Infrastructure as a Code: Terraform or Ansible?
- 9 minsThis post serves as introductory post to Infrastructure as a Code and its benefits. In this post, I will share some high level benefits of using tools like Terraform and Ansible to leverage on the benefits of Infrastructure as a Code. The following content are not meant to be too technical, and are based on my personal experiences after using these two tools.
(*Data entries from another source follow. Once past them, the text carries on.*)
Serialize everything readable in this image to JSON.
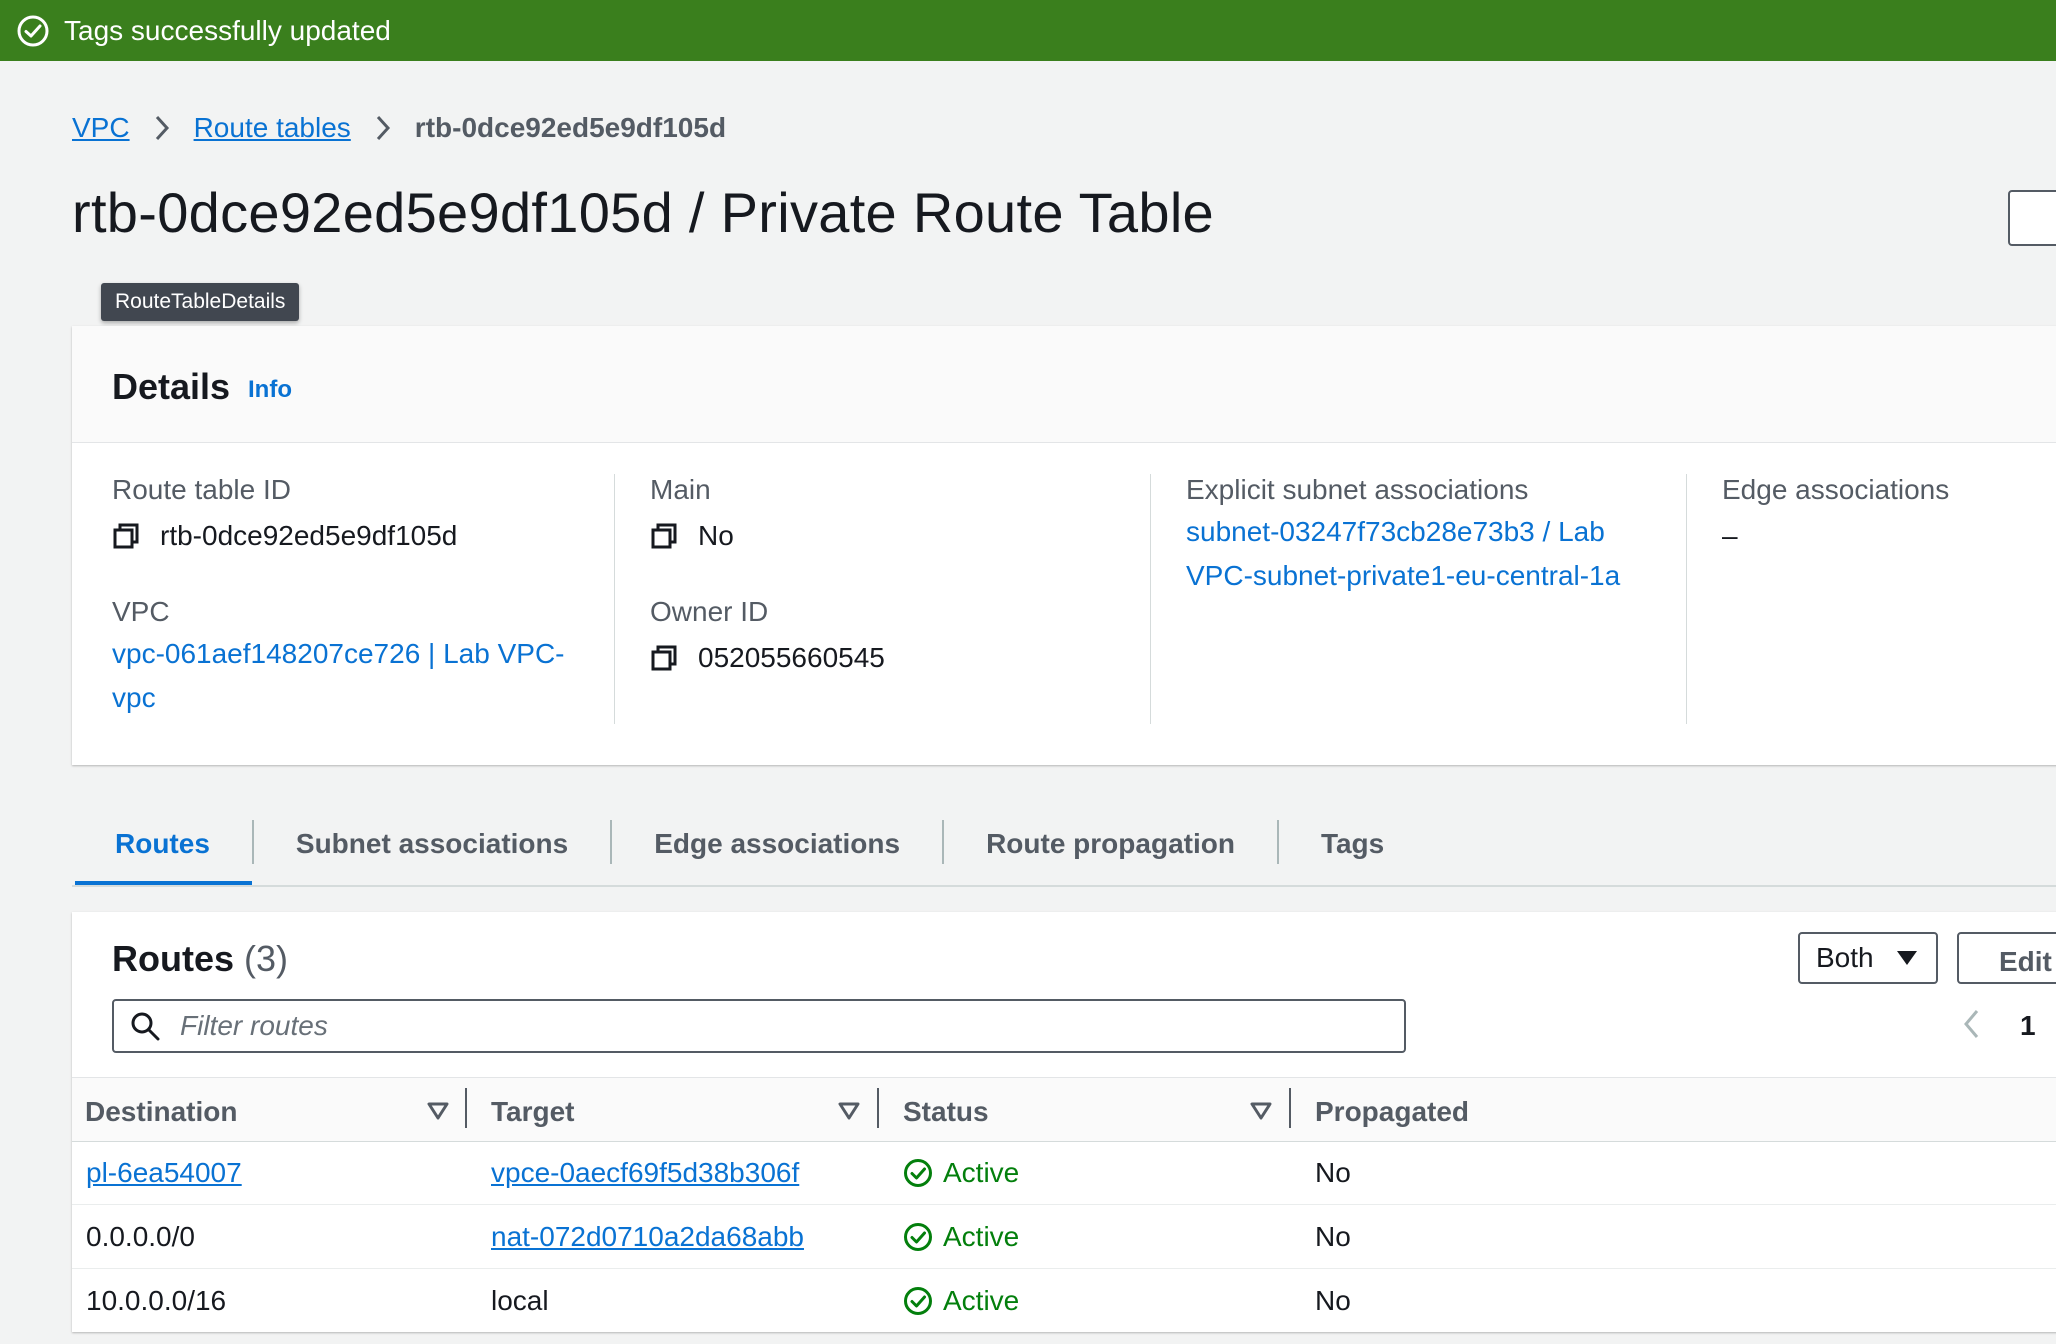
{
  "flash": {
    "message": "Tags successfully updated",
    "color": "#3a7f1d"
  },
  "breadcrumb": {
    "items": [
      "VPC",
      "Route tables"
    ],
    "current": "rtb-0dce92ed5e9df105d"
  },
  "page": {
    "title": "rtb-0dce92ed5e9df105d / Private Route Table",
    "tooltip": "RouteTableDetails"
  },
  "details": {
    "title": "Details",
    "info": "Info",
    "route_table_id": {
      "label": "Route table ID",
      "value": "rtb-0dce92ed5e9df105d"
    },
    "vpc": {
      "label": "VPC",
      "value_line1": "vpc-061aef148207ce726 | Lab VPC-",
      "value_line2": "vpc"
    },
    "main": {
      "label": "Main",
      "value": "No"
    },
    "owner_id": {
      "label": "Owner ID",
      "value": "052055660545"
    },
    "explicit_subnet": {
      "label": "Explicit subnet associations",
      "value_line1": "subnet-03247f73cb28e73b3 / Lab",
      "value_line2": "VPC-subnet-private1-eu-central-1a"
    },
    "edge": {
      "label": "Edge associations",
      "value": "–"
    }
  },
  "tabs": [
    "Routes",
    "Subnet associations",
    "Edge associations",
    "Route propagation",
    "Tags"
  ],
  "routes": {
    "title": "Routes",
    "count": "(3)",
    "filter_select": "Both",
    "edit_label": "Edit",
    "search_placeholder": "Filter routes",
    "page_number": "1",
    "columns": [
      "Destination",
      "Target",
      "Status",
      "Propagated"
    ],
    "rows": [
      {
        "destination": "pl-6ea54007",
        "target": "vpce-0aecf69f5d38b306f",
        "status": "Active",
        "propagated": "No"
      },
      {
        "destination": "0.0.0.0/0",
        "target": "nat-072d0710a2da68abb",
        "status": "Active",
        "propagated": "No"
      },
      {
        "destination": "10.0.0.0/16",
        "target": "local",
        "status": "Active",
        "propagated": "No"
      }
    ]
  },
  "colors": {
    "link": "#0972d3",
    "success": "#037f0c",
    "text": "#16191f",
    "muted": "#545b64"
  }
}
What is Infrastructure as a Code?
With the advent of technology in the 21st century, more and more organizations are beginning to embrace technology in their environment. This rising trend creates an ever increasing demand for new IT infrastructure, which also created many different options in the market. With so many options, many companies tend to end up adopting multiple cloud setups to run their workloads. Managing all these different setups can be complex and often repetitive, as system administrators had to manually manage and configure the hardware and software that are required to run applications. These tasks usually entail creating virtual machines/instances, installing OS, configuring storage and network, etc.
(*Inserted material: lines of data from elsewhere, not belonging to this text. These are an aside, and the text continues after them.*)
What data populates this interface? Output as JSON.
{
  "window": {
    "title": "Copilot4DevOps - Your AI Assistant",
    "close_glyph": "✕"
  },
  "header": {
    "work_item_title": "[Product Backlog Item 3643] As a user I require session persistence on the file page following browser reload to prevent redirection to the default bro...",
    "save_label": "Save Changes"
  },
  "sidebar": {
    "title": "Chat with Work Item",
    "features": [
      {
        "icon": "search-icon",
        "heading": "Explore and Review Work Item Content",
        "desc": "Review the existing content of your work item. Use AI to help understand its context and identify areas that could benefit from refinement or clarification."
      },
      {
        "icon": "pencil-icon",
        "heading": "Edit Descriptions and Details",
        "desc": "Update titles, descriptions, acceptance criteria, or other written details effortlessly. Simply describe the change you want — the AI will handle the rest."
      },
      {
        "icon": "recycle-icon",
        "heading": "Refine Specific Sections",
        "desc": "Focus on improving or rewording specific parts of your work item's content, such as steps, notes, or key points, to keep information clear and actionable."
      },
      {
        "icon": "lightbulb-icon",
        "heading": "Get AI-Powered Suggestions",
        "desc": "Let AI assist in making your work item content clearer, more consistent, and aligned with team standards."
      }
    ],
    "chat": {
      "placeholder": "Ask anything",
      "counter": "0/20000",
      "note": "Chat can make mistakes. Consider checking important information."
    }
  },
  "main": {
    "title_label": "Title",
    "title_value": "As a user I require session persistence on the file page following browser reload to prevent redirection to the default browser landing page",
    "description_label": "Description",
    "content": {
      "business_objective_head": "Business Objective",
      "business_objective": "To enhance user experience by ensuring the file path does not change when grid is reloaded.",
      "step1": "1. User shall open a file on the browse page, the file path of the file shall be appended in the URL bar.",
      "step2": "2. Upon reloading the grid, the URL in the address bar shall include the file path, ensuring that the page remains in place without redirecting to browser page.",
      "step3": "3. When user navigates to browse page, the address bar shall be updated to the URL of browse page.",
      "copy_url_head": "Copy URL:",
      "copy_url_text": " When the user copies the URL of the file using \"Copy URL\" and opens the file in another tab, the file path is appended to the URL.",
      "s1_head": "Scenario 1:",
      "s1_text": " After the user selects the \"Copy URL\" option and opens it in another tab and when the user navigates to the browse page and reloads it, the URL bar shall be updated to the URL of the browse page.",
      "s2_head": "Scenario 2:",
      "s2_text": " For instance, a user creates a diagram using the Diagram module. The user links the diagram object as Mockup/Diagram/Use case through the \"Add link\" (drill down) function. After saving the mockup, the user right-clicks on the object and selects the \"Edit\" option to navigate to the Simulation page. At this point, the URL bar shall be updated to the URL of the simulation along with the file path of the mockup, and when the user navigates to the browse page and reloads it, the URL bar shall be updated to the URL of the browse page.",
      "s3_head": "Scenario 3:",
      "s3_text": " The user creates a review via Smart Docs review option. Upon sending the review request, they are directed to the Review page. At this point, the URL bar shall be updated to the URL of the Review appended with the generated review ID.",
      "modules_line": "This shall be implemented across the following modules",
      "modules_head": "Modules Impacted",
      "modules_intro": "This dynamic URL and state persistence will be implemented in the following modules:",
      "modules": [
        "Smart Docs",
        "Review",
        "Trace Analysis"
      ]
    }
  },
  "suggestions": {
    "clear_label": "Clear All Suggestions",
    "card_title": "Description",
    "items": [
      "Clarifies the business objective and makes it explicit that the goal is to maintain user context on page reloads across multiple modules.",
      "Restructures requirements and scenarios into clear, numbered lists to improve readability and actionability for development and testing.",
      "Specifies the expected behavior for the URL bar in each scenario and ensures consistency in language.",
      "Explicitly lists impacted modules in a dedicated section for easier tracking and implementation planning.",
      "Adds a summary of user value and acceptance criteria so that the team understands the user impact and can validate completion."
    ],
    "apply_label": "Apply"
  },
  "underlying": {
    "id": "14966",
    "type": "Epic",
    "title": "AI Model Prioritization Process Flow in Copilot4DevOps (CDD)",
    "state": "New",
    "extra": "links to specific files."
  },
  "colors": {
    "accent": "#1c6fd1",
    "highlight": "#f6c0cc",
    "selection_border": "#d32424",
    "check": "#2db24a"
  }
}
The way of application development has become more robust as well. Adoption of modern infrastructures such as Kubernetes facilliates the use of Agile methdology as compared to the traditional Waterfall. This means that testing is vigorous in almost all stages of app development and more development environment needs to be created and destroyed on demand for testing purposes. This pushes a futher need for a way to automate the provisioning of these resources.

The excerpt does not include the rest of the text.